Hey, everybody, the Phantom is starting a new plot! This one’s of the type that fascinate me the most, where the strip genuinely tries to grapple with the sociopolitical realities of post-colonial Africa. In this plot, the Llongo, a tribe living in rural Bangalla, are negotiating with some businessdudes over a treasure trove of rare earth metals sitting under Llongo land. Today we learn that, like many African people, the Llongo suffered from violent attempts to expropriate their resources during the colonial era. Will the new multinational elite treat them badly in their own way? I’m guessing “yes,” since otherwise there’ll be no plot! Still, the best thing about this strip is the Phantom talking about “the law!” while putting a large book on a shelf with dozens of other volumes that look just like it, making him appear to be The Ghost-Who-Advertises-Legal-Services-On-Local-TV. No doubt he will eventually be enforcing various contract provisions and environmental regulations … with his fists.

Momma, 9/4/12

Since Francis’s predominant personality trait is sloth, we must determine how his flailing energetically about in a backyard pool fits in with his larger plans to never do any work whatsoever if he can avoid it.

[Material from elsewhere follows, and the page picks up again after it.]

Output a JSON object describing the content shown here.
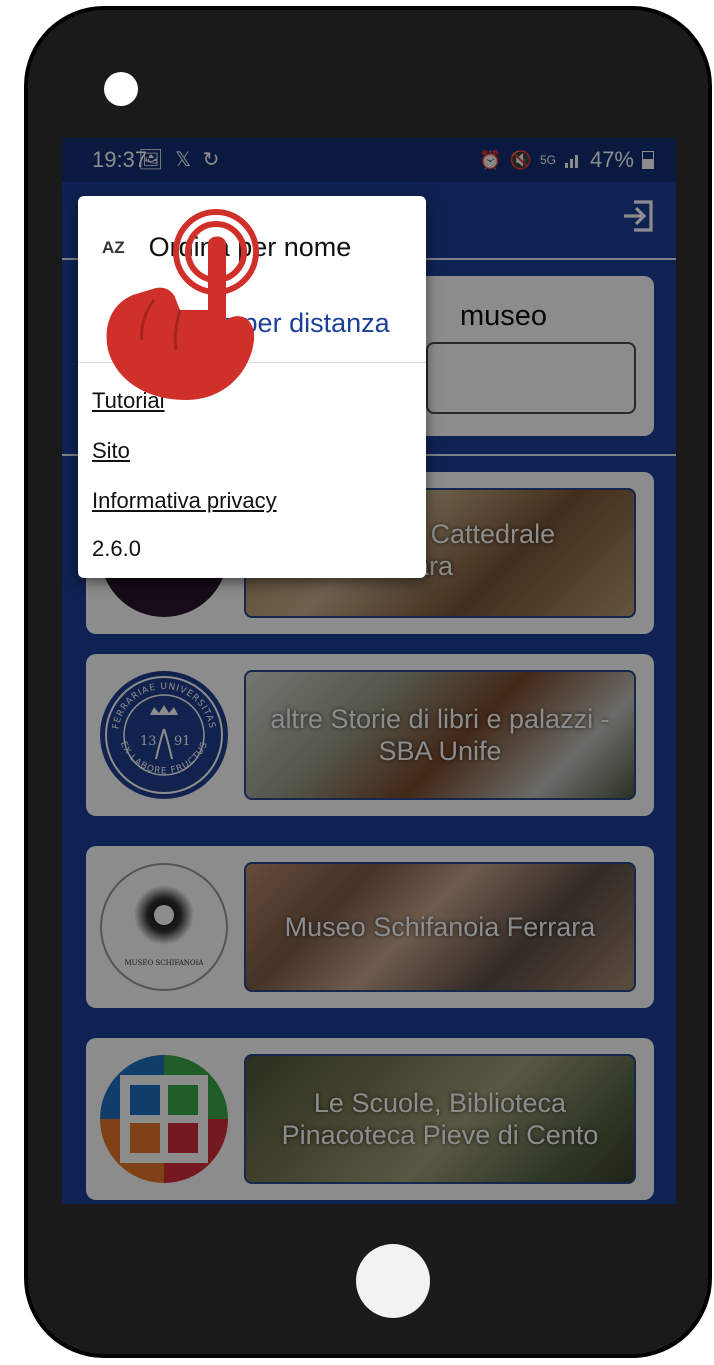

Does Francis believe that if he sends this photo to Michael Phelps the swimmer will invite him to become part of his posse and possibly put him in charge of bong maintenance? Or are we seeing another side of Francis’s character — the side where he wants nothing to do with Momma in non-Momma-giving-money-to-Francis contexts — and this is an attempt to appear so aggressively deranged that Momma stops hanging out with him?

Archie, 9/4/12

I thought at first that Jughead looked so pissed in the final panel because of his contempt for low-calorie foodstuffs, but then I decided that he rightfully believes that the terrible sub-pun he’s being forced to recite is beneath even his dignity.